Die Welt des Eduardo Chillida

* 1924 San Sebastián † 2002 San Sebastián



Leben und Werk

«Musik in Eisen.»
[Ein Elektriker, der Chillida anlässlich einiger Reparaturen besuchte
und von den umherstehenden Skulpturen fasziniert war.]


Foto: Paco Marí,
Wikimedia Commons

1947 bricht Chillida sein Architekturstudium, das er 1943 in San Sebastián aufgenommen hatte, ab und widmet sich, noch in Madrid, der Zeichnung. Im Jahr darauf zieht er nach Paris, »wo man einfach hingehen muss.« Hier kommt er insbesondere mit der Literatur der deutschen Romantik - Goethe, Novalis, Hölderlich - in Kontakt, die er in der französischen Übersetzung liest. Sein bildhauerisches Schaffen beginnt in Gips, inspiriert durch Kunst der griechischen Antike im Louvre, und später in Stein. Diese Arbeiten stehen noch in der Tradition von Brancusi und Arp. 1951 kehrt Chillida in seine Heimat, das Baskenland, zurück: Ich bin einer von denen, die und für mich ist das sehr wichtig denken, dass Menschen von einem Ort stammen. Idealerweise stammen wir von einem Ort, haben unsere Wurzeln in einem Ort, aber unsere Arme strecken wir aus in die ganze Welt, lassen uns inspirieren von den Ideen der verschiedenen Kulturen. Diese Verbundenheit mit der heimatlichen Erde lässt sich aus vielen seiner Skulpturen herauslesen, die - im Boden verankert als entwüchsen sie ihm gerade - Ruhe und Kraft in die Welt ausstrahlen, eine Selbstgewissheit auf der einen Seite und eine Offenheit für die Welt auf der anderen. Es ist die Offenheit einer Frage, wie die nach dem Grund unserer Existenz. Ein Erkenne-dich-selbst, im Dialog mit dem Gegenüber und der Welt.

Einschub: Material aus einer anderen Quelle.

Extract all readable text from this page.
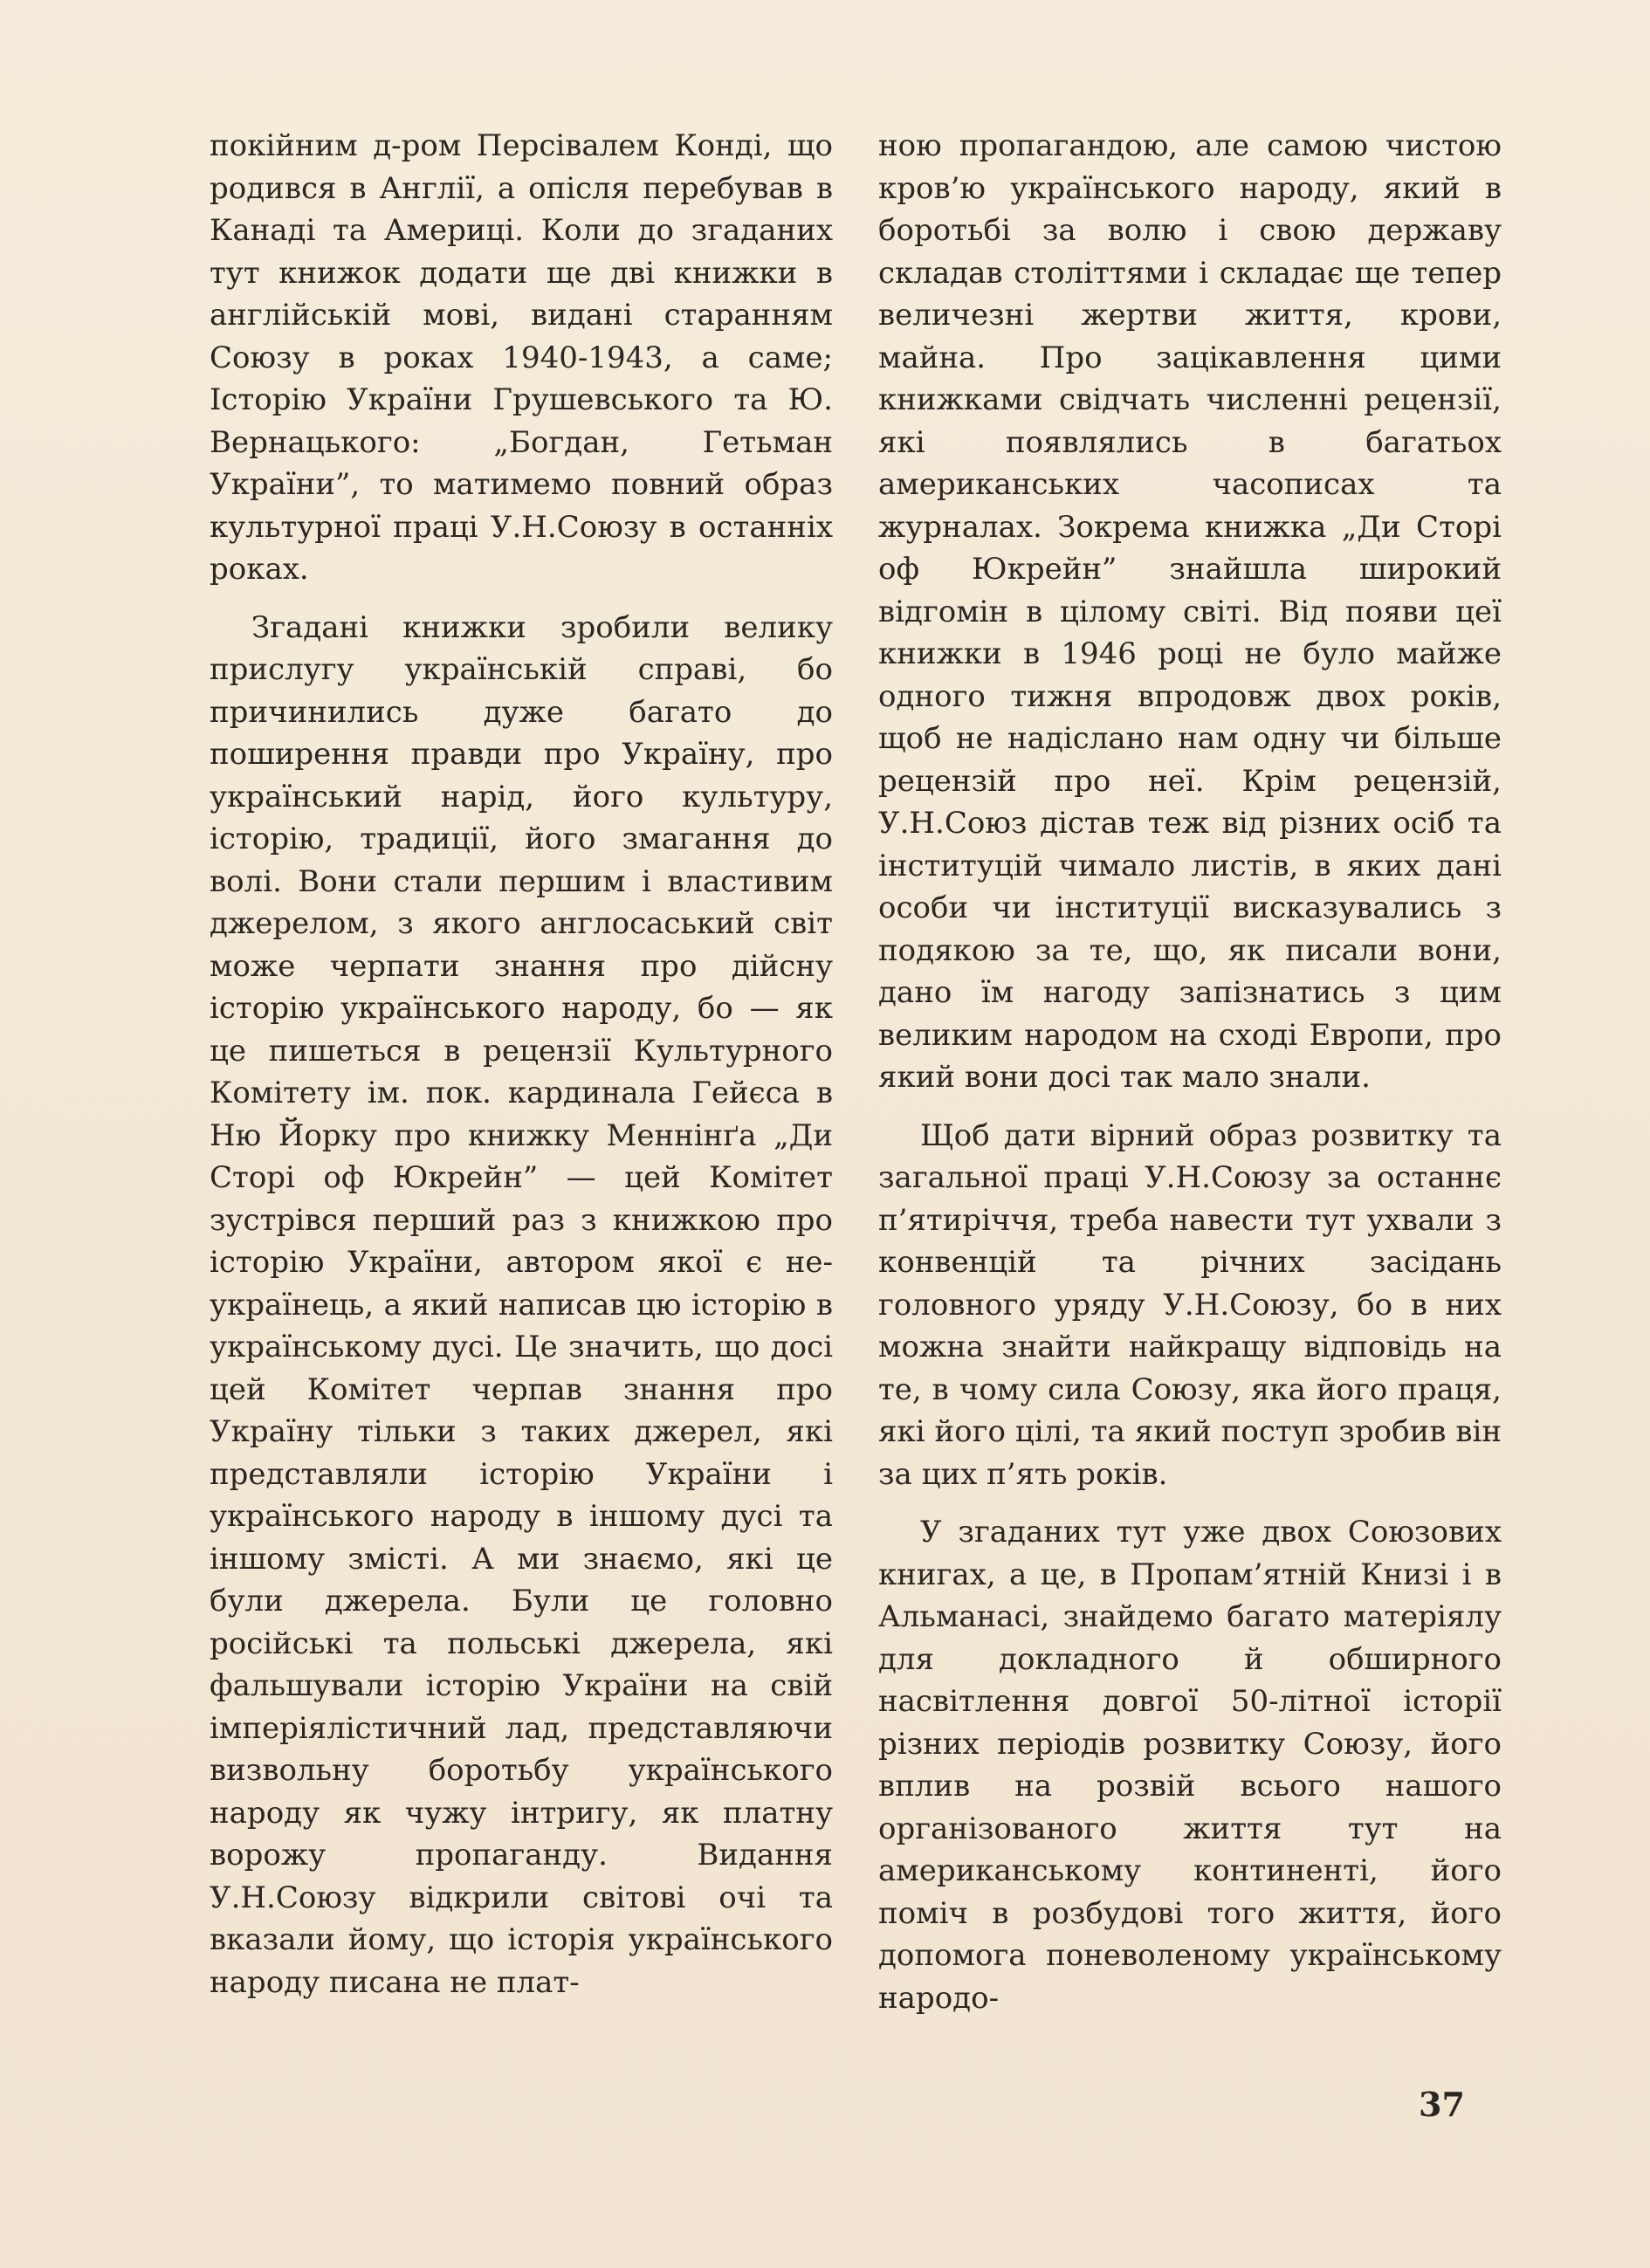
покійним д-ром Персівалем Конді, що родився в Англії, а опісля перебував в Канаді та Америці. Коли до згаданих тут книжок додати ще дві книжки в англійській мові, видані старанням Союзу в роках 1940-1943, а саме; Історію України Грушевського та Ю. Вернацького: „Богдан, Гетьман України”, то матимемо повний образ культурної праці У.Н.Союзу в останніх роках.

Згадані книжки зробили велику прислугу українській справі, бо причинились дуже багато до поширення правди про Україну, про український нарід, його культуру, історію, традиції, його змагання до волі. Вони стали першим і властивим джерелом, з якого англосаський світ може черпати знання про дійсну історію українського народу, бо — як це пишеться в рецензії Культурного Комітету ім. пок. кардинала Гейєса в Ню Йорку про книжку Меннінґа „Ди Сторі оф Юкрейн” — цей Комітет зустрівся перший раз з книжкою про історію України, автором якої є не-українець, а який написав цю історію в українському дусі. Це значить, що досі цей Комітет черпав знання про Україну тільки з таких джерел, які представляли історію України і українського народу в іншому дусі та іншому змісті. А ми знаємо, які це були джерела. Були це головно російські та польські джерела, які фальшували історію України на свій імперіялістичний лад, представляючи визвольну боротьбу українського народу як чужу інтригу, як платну ворожу пропаганду. Видання У.Н.Союзу відкрили світові очі та вказали йому, що історія українського народу писана не плат-

ною пропагандою, але самою чистою кров’ю українського народу, який в боротьбі за волю і свою державу складав століттями і складає ще тепер величезні жертви життя, крови, майна. Про зацікавлення цими книжками свідчать численні рецензії, які появлялись в багатьох американських часописах та журналах. Зокрема книжка „Ди Сторі оф Юкрейн” знайшла широкий відгомін в цілому світі. Від появи цеї книжки в 1946 році не було майже одного тижня впродовж двох років, щоб не надіслано нам одну чи більше рецензій про неї. Крім рецензій, У.Н.Союз дістав теж від різних осіб та інституцій чимало листів, в яких дані особи чи інституції висказувались з подякою за те, що, як писали вони, дано їм нагоду запізнатись з цим великим народом на сході Европи, про який вони досі так мало знали.

Щоб дати вірний образ розвитку та загальної праці У.Н.Союзу за останнє п’ятиріччя, треба навести тут ухвали з конвенцій та річних засідань головного уряду У.Н.Союзу, бо в них можна знайти найкращу відповідь на те, в чому сила Союзу, яка його праця, які його цілі, та який поступ зробив він за цих п’ять років.

У згаданих тут уже двох Союзових книгах, а це, в Пропам’ятній Книзі і в Альманасі, знайдемо багато матеріялу для докладного й обширного насвітлення довгої 50-літної історії різних періодів розвитку Союзу, його вплив на розвій всього нашого організованого життя тут на американському континенті, його поміч в розбудові того життя, його допомога поневоленому українському народо-

37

«Gegen Orientierung, Stabilität und Wissen - Unsicherheit und Staunen.»
[Eduardo Chillida]

Ob nun glücklicher Zufall oder nicht, Eisen und Stahl haben im Baskenland eine lange Tradition: über Hunderte von Jahren wurde hier - ähnlich dem Ruhrgebiet - Erz verhüttet und Stahl verarbeitet. In der Tradition des Pioniers der Metallplastik, des Spaniers Julio González, der 1908 die erste Eisenplastik geschaffen hatte, wendet sich Chillida nun dieser Technik zu und fängt in der Schmiede von Manuel Illarramendi an zu arbeiten. Mit Hilfe des ortansässigen Schmieds fertigt er, aus Eisen, seine erste nicht-abstrahierte Skulptur: Ilarik (baskisch für: Grabstele) [Foto]. Mit ihr überwindet er nicht nur sein volumen-orientiertes Frühwerk aus Stein, sie weist bereits ein Leitmotiv seines späteren Werks auf: In Ilarik verbinden sich das Im-Grunde-Ruhen und die Gewissheit seiner Selbst einerseits mit dem Ausgreifen in den Raum, mit dem Sich-dem-Raum-Öffnen andererseits.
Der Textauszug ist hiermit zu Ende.